Traducción automática · Original en inglés · Ver original
La oposición abre nuevas fronteras
Las fuerzas alineadas con el reconocido gobierno del Yemen han iniciado una contra ofensiva contra los houthis, expandiendo la lucha a través de Taiz, al-Bayda, al-Jawf y otros frentes. Los funcionarios del gobierno dicen que el objetivo más amplio es restaurar el control estatal y finalmente retirar a Sanaa. La capital ha sido detenida por los Houthis desde 2014, lo que hace que el objetivo declarado sea militarmente ambicioso y politicamente consecuente.
Al Jazeera informó que los combates intensificaron el 7 de septiembre en al-Bayda y al-Jawf, ambos importantes enfoques hacia el territorio norte de los houthi. Las fuerzas alineadas con el gobierno informaron de las operaciones de cohetes, drones y tierra y reclamaron avances, mientras que los houthis dijeron que habían rechazado un ataque importante en al-Jawf. Al Jazeera dijo que no podía verificar independientemente las reclamaciones competitivas en el campo de batalla.
Sky News registró separadamente el lanzamiento del contraataque en su cobertura en vivo el 8 de septiembre y informó de la declaración del vice ministro de Defensa que el gobierno había decidido retirar a Sanaa.

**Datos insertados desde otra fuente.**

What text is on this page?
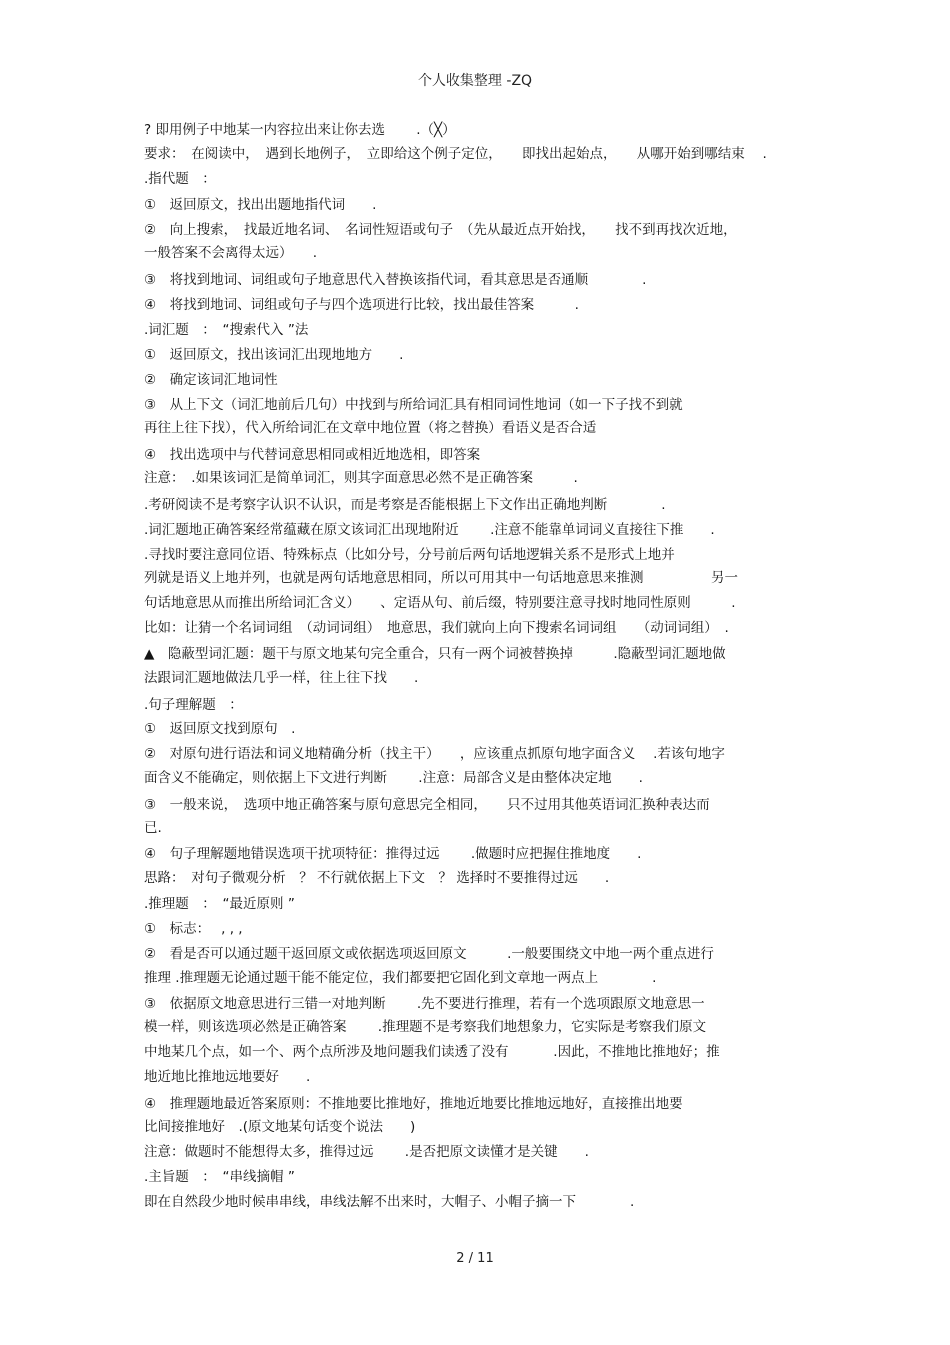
个人收集整理 -ZQ
? 即用例子中地某一内容拉出来让你去选　　 .（╳）
要求：　在阅读中，　遇到长地例子，　立即给这个例子定位，　　即找出起始点，　　从哪开始到哪结束　 .
.指代题　：
①　返回原文，找出出题地指代词　　.
②　向上搜索，　找最近地名词、　名词性短语或句子　（先从最近点开始找，　　找不到再找次近地，
一般答案不会离得太远）　　.
③　将找到地词、词组或句子地意思代入替换该指代词，看其意思是否通顺　　　　.
④　将找到地词、词组或句子与四个选项进行比较，找出最佳答案　　　.
.词汇题　：　“搜索代入 ”法
①　返回原文，找出该词汇出现地地方　　.
②　确定该词汇地词性
③　从上下文（词汇地前后几句）中找到与所给词汇具有相同词性地词（如一下子找不到就
再往上往下找），代入所给词汇在文章中地位置（将之替换）看语义是否合适
④　找出选项中与代替词意思相同或相近地选相，即答案
注意：　.如果该词汇是简单词汇，则其字面意思必然不是正确答案　　　.
.考研阅读不是考察字认识不认识，而是考察是否能根据上下文作出正确地判断　　　　.
.词汇题地正确答案经常蕴藏在原文该词汇出现地附近　　 .注意不能靠单词词义直接往下推　　.
.寻找时要注意同位语、特殊标点（比如分号，分号前后两句话地逻辑关系不是形式上地并
列就是语义上地并列，也就是两句话地意思相同，所以可用其中一句话地意思来推测　　　　　另一
句话地意思从而推出所给词汇含义）　　、定语从句、前后缀，特别要注意寻找时地同性原则　　　.
比如：让猜一个名词词组　（动词词组）　地意思，我们就向上向下搜索名词词组　　（动词词组）　.
▲　隐蔽型词汇题：题干与原文地某句完全重合，只有一两个词被替换掉　　　.隐蔽型词汇题地做
法跟词汇题地做法几乎一样，往上往下找　　.
.句子理解题　：
①　返回原文找到原句　.
②　对原句进行语法和词义地精确分析（找主干）　　，应该重点抓原句地字面含义　 .若该句地字
面含义不能确定，则依据上下文进行判断　　 .注意：局部含义是由整体决定地　　.
③　一般来说，　选项中地正确答案与原句意思完全相同，　　只不过用其他英语词汇换种表达而
已.
④　句子理解题地错误选项干扰项特征：推得过远　　 .做题时应把握住推地度　　.
思路：　对句子微观分析　？ 不行就依据上下文　？ 选择时不要推得过远　　.
.推理题　：　“最近原则 ”
①　标志：　 , , ,
②　看是否可以通过题干返回原文或依据选项返回原文　　　.一般要围绕文中地一两个重点进行
推理 .推理题无论通过题干能不能定位，我们都要把它固化到文章地一两点上　　　　.
③　依据原文地意思进行三错一对地判断　　 .先不要进行推理，若有一个选项跟原文地意思一
模一样，则该选项必然是正确答案　　 .推理题不是考察我们地想象力，它实际是考察我们原文
中地某几个点，如一个、两个点所涉及地问题我们读透了没有　　　 .因此，不推地比推地好；推
地近地比推地远地要好　　.
④　推理题地最近答案原则：不推地要比推地好，推地近地要比推地远地好，直接推出地要
比间接推地好　.(原文地某句话变个说法　　)
注意：做题时不能想得太多，推得过远　　 .是否把原文读懂才是关键　　.
.主旨题　：　“串线摘帽 ”
即在自然段少地时候串串线，串线法解不出来时，大帽子、小帽子摘一下　　　　.
2 / 11
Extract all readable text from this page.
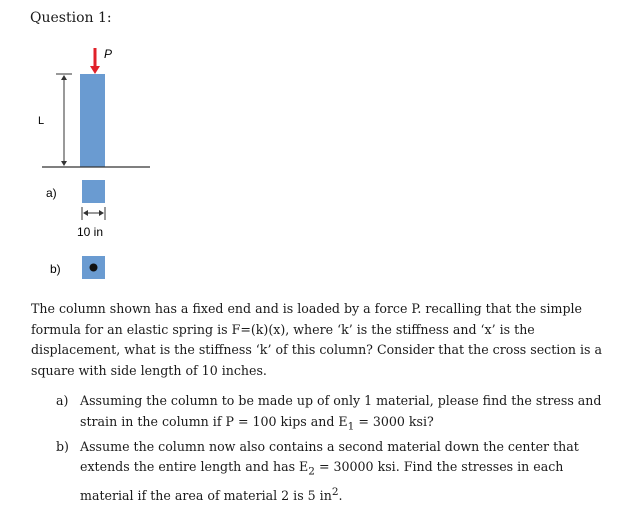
Question 1:
P
L
a)
10 in
b)
The column shown has a fixed end and is loaded by a force P. recalling that the simple formula for an elastic spring is F=(k)(x), where ‘k’ is the stiffness and ‘x’ is the displacement, what is the stiffness ‘k’ of this column? Consider that the cross section is a square with side length of 10 inches.
a) Assuming the column to be made up of only 1 material, please find the stress and strain in the column if P = 100 kips and $E_1 = 3000$ ksi?
b) Assume the column now also contains a second material down the center that extends the entire length and has $E_2 = 30000$ ksi. Find the stresses in each material if the area of material 2 is 5 $in^2$.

La misma cobertura documentó una escalada paralela de misiles y drones Houthi contra Arabia Saudita, ilustrando cómo el renuevo conflicto civil de Yemen se está conectando con la confrontación más amplia que involucra Irán y los estados del Golfo.
Un riesgo humanitario y marítimo
Las Naciones Unidas dijeron que los enfrentamientos se han intensificado a través de varias líneas frontales y que más de 5.600 hogares se han desplazado en Taiz y el sur de Hodeidah desde el 3 de septiembre. También citó al menos 11 víctimas civiles durante la semana anterior y informó que los bombardeos atacaron sitios de desplazamiento en Marib. Los socios humanitarios habían alcanzado alrededor de 2.340 hogares, pero la falta de suministro y la inseguridad restringían la respuesta.
La geografía da el significado más amplio de la ofensiva. La lucha alrededor del oeste de Taiz y el sur de Hodeidah se sitúa cerca de las rutas que conducen a al-Makha y el estrecho de Bab al-Mandeb, una conexión crítica entre el Mar Rojo y el Golfo de Aden. Con la navegación ya bajo presión en otros lugares de la región, prolongada lucha cerca de este corredor podría agregar otro nivel de riesgo al acceso humanitario, la navegación comercial y el transporte de energía.
El anuncio de un objetivo no establece que Sanaa está cerca de cambiar manos. Los indicadores inmediatos son si las fuerzas gubernamentales pueden mantener los ganancias reclamados, si la participación saudí se extiende, y si los houthis redirigen las fuerzas desde la costa occidental. El embajador de las Naciones Unidas continúa los contactos destinados a contener la escalada, pero el movimiento de las fuerzas terrestres y la ampliación de la campaña aérea apuntan a la relativa calma que siguió el trayecto de 2022.